1. Field of the Invention
The present invention relates generally to an expander cycle rocket engine, and more specifically to an expander cycle rocket engine with a gas generator.
2. Description of the Related Art Including Information Disclosed Under 37 CFR 1.97 and 1.98
The expander cycle is a power cycle of a bipropellant rocket engine meant to improve the efficiency of fuel delivery. The expander cycle rocket engine is shown in FIG. 1. In an expander cycle, the fuel is heated before it is combusted, usually with waste heat from the main combustion chamber. As the liquid fuel passes through coolant passages in the walls of the combustion chamber, it undergoes a phase change into a gaseous state. The fuel in the gaseous state expands through a turbine using the pressure differential from the supply pressure to the ambient exhaust pressure to initiate turbopump rotation. This can provide a bootstrap starting capability as is used on the Pratt & Whitney RL10 engine. This bootstrap power is used to drive turbines that drive the fuel and oxidizer pumps increasing the propellant pressures and flows to the rocket engine thrust chamber. After leaving the turbine(s), the fuel is then injected with the oxidizer into the combustion chamber and burned to produce thrust for the vehicle.
FIG. 2 shows the prior art RL-10 engine with a gear 3 to drive the LOX pump 4 off of the LH2 turbopump 5 drive shaft 3. Liquid hydrogen from the LH2 pump 5 is passed through a heat exchanger in the nozzle and vaporized, and then passed through a turbine 6 that drives both pumps. Because of the single shaft used in the FIG. 1 design, there must be an inter-propellant seal between the two liquids (the fuel and the oxidizer) to prevent mixing. These have historically been a design challenge due to the high cost of failure for the component.
Because of the necessary phase change, the expander cycle is thrust limited by the square-cube rule. As the size of a bell-shaped nozzle increases with increasing thrust, the nozzle surface area (from which heat can be extracted to expand the fuel) increases as the square of the radius. However, the volume of fuel that must be heated increases as the cube of the radius. Thus there exists a maximum engine size of approximately 300 kN of thrust beyond which there is no longer enough nozzle area to heat enough fuel to drive the turbines and hence the fuel pumps. Higher thrust levels can be achieved using a bypass expander cycle where a portion of the fuel bypasses the turbine and or thrust chamber cooling passages and goes directly to the main chamber injector. Aerospike engines do not suffer from the same limitations because the linear shape of the engine is not subject to the square-cube law. As the width of the engine increases, both the volume of fuel to be heated and the available thermal energy increase linearly, allowing arbitrarily wide engines to be constructed. All expander cycle engines need to use a cryogenic fuel such as hydrogen, methane, or propane that easily reach their boiling points.

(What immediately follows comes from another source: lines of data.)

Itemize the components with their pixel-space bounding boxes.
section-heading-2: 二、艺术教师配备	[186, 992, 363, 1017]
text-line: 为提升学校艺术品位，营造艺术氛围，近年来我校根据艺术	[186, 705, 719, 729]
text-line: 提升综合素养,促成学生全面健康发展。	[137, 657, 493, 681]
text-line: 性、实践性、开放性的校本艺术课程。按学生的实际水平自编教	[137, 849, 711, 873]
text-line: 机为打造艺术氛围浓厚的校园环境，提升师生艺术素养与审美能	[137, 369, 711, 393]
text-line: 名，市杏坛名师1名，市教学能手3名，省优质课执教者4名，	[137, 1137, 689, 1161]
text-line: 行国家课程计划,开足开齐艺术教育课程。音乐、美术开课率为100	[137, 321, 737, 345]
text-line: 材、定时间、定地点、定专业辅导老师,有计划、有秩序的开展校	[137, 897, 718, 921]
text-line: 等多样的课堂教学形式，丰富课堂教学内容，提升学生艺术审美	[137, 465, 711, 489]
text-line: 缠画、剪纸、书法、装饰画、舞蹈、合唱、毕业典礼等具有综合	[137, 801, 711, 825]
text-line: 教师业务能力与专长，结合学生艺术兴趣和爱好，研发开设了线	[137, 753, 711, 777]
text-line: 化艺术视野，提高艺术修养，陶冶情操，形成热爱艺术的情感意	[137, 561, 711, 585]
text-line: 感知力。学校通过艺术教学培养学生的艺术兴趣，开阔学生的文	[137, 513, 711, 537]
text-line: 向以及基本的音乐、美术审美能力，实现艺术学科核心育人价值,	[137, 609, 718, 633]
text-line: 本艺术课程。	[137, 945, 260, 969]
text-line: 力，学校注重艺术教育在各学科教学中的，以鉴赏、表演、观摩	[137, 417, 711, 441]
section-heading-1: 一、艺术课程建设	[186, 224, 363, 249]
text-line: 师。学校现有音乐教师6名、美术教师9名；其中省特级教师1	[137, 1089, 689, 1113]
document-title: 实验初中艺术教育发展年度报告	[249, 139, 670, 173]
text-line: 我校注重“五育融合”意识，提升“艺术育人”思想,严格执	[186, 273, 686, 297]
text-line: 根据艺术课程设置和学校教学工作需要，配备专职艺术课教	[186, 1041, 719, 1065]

Some expander cycle engine may use a gas generator of some kind to start the turbine and run the engine until the heat input from the thrust chamber and nozzle skirt increases as the chamber pressure builds up.
In an open cycle, or “bleed” expander cycle, only some of the fuel is heated to drive the turbines, which is then vented to atmosphere to increase turbine efficiency. While this increases power output, the dumped fuel leads to a decrease in propellant efficiency (lower engine specific impulse). A closed cycle expander engine sends the turbine exhaust to the combustion chamber.
The gas generator cycle is a power cycle of a bipropellant rocket engine. FIG. 3 shows a gas generator cycle rocket engine. Some of the propellant is burned in a gas-generator 4 and the resulting hot gas is used to power the engine's pumps. The gas is then exhausted. Because something is “thrown away” this type of engine is also known as open cycle.
There are several advantages to the gas generator cycle over its counterpart, the staged combustion cycle. The gas generator turbine does not need to deal with the counter pressure of injecting the exhaust into the combustion chamber. This allows the turbine to produce more power and increase the pressure of the fuel and combustion chamber, thus increasing specific impulse or efficiency; this also reduces wear on the turbine, increasing its reliability, reducing its production cost and increasing its operational life-span (particularly advantageous for reusable rockets).
The main disadvantage is lost efficiency due to discarded propellant, though this efficiency loss can be outweighed in production engines by the higher chamber pressure's increase in net efficiency. Even so a gas generator cycle tends to have lower specific impulse than a staged combustion cycle.
As in most cryogenic rocket engines, some of the fuel in a gas-generator cycle is used to cool the nozzle and combustion chamber. Current construction materials cannot stand extreme temperatures of rocket combustion processes by themselves. Cooling permits the use of rocket engines for relatively longer periods of time with today's material technology. Without rocket combustion chamber and nozzle cooling, the engine would fail catastrophically.